La poesía, señor hidalgo, a mi parecer, es como una doncella tierna y de poca edad, y en todo extremo hermosa.

Miguel de Cervantes 

Es tarde  –dice el poeta- Tal vez sea hora de que enciendas las luces.

Llevan una hora encendidas, señor –contesta la sirvienta.

 

Luego, la muchacha sigue con sus quehaceres sin prestarle demasiada atención, él mueve la cabeza persiguiendo los movimientos de ella por el salón, intuyendo su localización por los inevitables ruidos del continuo trajín. Mientras, más allá del territorio fronterizo formado por los ojos muertos del poeta, brotan de la tierra aún fértil de su imaginación siembras de versos que esperan la vendimia de una voz que los lance al aire. La vendimia no llega. Los versos pues, en escasos segundos, se marchitan y mueren.

 

La muchacha termina de ahuecar los cojines del sofá.

 

-         ¿Hoy no me dice versos el señor?

-         No.
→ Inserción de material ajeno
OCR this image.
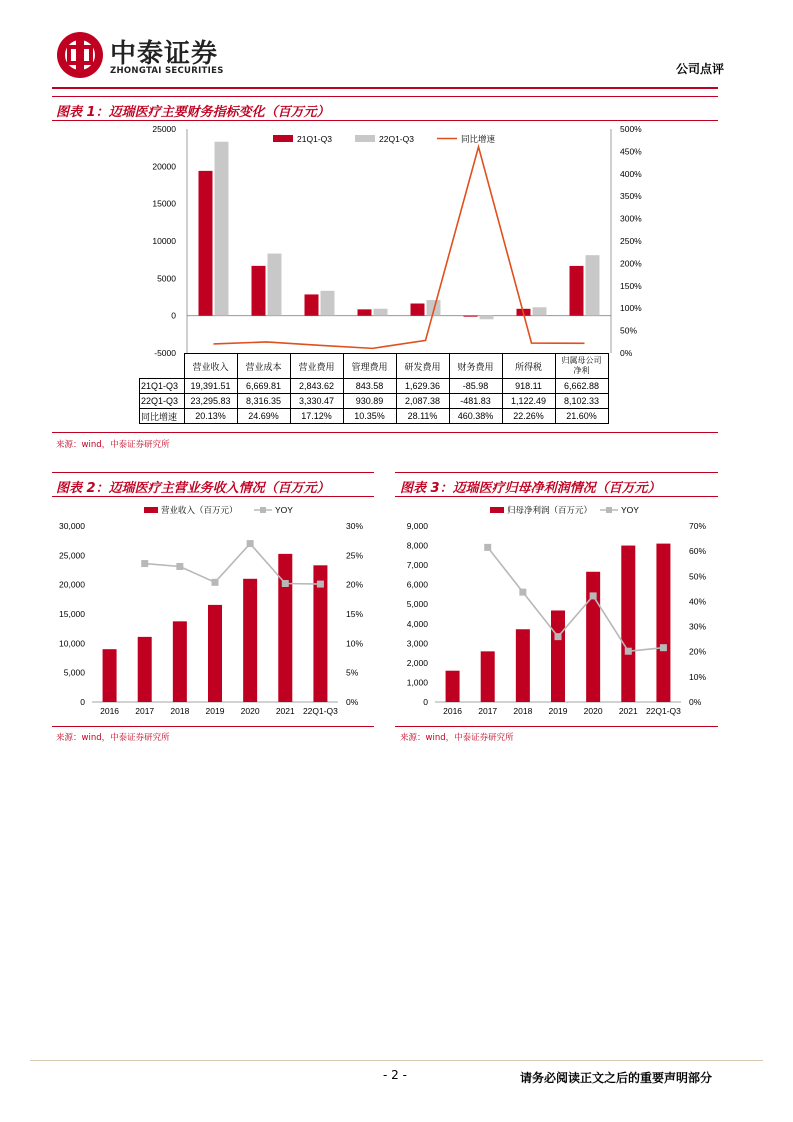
中泰证券
ZHONGTAI SECURITIES	公司点评
图表 1：迈瑞医疗主要财务指标变化（百万元）
-5000
0
5000
10000
15000
20000
25000
0%
50%
100%
150%
200%
250%
300%
350%
400%
450%
500%
21Q1-Q3	22Q1-Q3	同比增速
	营业收入	营业成本	营业费用	管理费用	研发费用	财务费用	所得税	归属母公司
净利
21Q1-Q3	19,391.51	6,669.81	2,843.62	843.58	1,629.36	-85.98	918.11	6,662.88
22Q1-Q3	23,295.83	8,316.35	3,330.47	930.89	2,087.38	-481.83	1,122.49	8,102.33
同比增速	20.13%	24.69%	17.12%	10.35%	28.11%	460.38%	22.26%	21.60%
来源：wind，中泰证券研究所
图表 2：迈瑞医疗主营业务收入情况（百万元）	图表 3：迈瑞医疗归母净利润情况（百万元）
0
5,000
10,000
15,000
20,000
25,000
30,000
0%
5%
10%
15%
20%
25%
30%
2016 2017 2018 2019 2020 2021 22Q1-Q3
营业收入（百万元）	YOY
0
1,000
2,000
3,000
4,000
5,000
6,000
7,000
8,000
9,000
0%
10%
20%
30%
40%
50%
60%
70%
2016 2017 2018 2019 2020 2021 22Q1-Q3
归母净利润（百万元）	YOY
来源：wind，中泰证券研究所	来源：wind，中泰证券研究所
- 2 -	请务必阅读正文之后的重要声明部分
Hoy no. –contesta despacio, con un cansancio oscuro e impenetrable- Hoy son sólo para mí.

-         Se me está volviendo un triste, señor –reprocha ella llenando su voz de cascabeles- Anímese, que está  llegando la primavera.

-         No. La primavera se me va. Como tú. – Es difícil saber la profundidad de la tristeza que arrastran esas últimas palabras. Un agujero, una grieta, una sima, un abismo. Demasiada tristeza para que la soporten sólo dos pequeñas palabras de tan escasas sílabas “como tú” por eso, a la altura de la “m”, la voz se le quiebra en un pequeño sollozo que intenta ocultar. Ella finge no darse cuenta de nada.

-         Ya estamos otra vez –dice ella simulando un enfado que no siente- Otra vendrá y no se acordará de mi. Ya lo verá.

-         Sí, es posible –dice él, aparentando una entereza que no tiene- Vete ahora. Si debes irte es mejor que sea cuanto antes.

 

A ella le duele cada sílaba de aquellas palabras, y piensa en renunciar a todo y quedarse con él, tal vez un día más, una semana, un mes, un año… Piensa en seguir siendo la luz delante de sus ojos clausurados y la espita que abre sus versos más allá de aquellos velos, pero ya se ha entretenido demasiado. Las reglas que la guían son tan viejas como el mismo mundo.

 

-         Podría quedarme un rato más, señor, tal vez un último soneto.

 

Y se acerca a él, y apoyada en su hombro acerca sus ancianos labios al oído inquieto del poeta y susurra, y sus susurros llevan el viento y el mar hasta la triste habitación, y son el aire frío que corona las montañas, y son el cielo y el infierno ardiendo al mismo tiempo, y son el sol y la lluvia; y él se estremece y, una vez más, quizá la última, abre los labios y comienza a recitar, y sus palabras llenan el aire del sabor salado de las olas azotadas por el viento cabalgando en el lomo de sus versos.

 

Cuando todo termina, él, agotado y satisfecho, vuelve su mirada inútil al rincón de la habitación.

 

-         ¿Lo has anotado todo? –pregunta ansioso.

-         Como siempre, señor. -responde el joven- Es maravilloso. Desde el primero hasta el último verso.

-         Sí, lo es. -afirma el poeta- Pásalo a limpio, por favor. Y mañana llamas a mi editor, le mandas todo el material y le dices que hemos terminado. Este ha sido el último poema.

-         ¿El último señor?

-         Sí. Ella se ha ido ya.

-         ¿Ella? ¿Quién señor?

-         No importa.  Vete ahora.

Mientras el joven recoge sus cosas y apaga las luces, ve como en los límites de los lagos de agua estancada que son los ojos del poeta, brotan, apenas perceptibles, dos pequeños ríos de tristeza.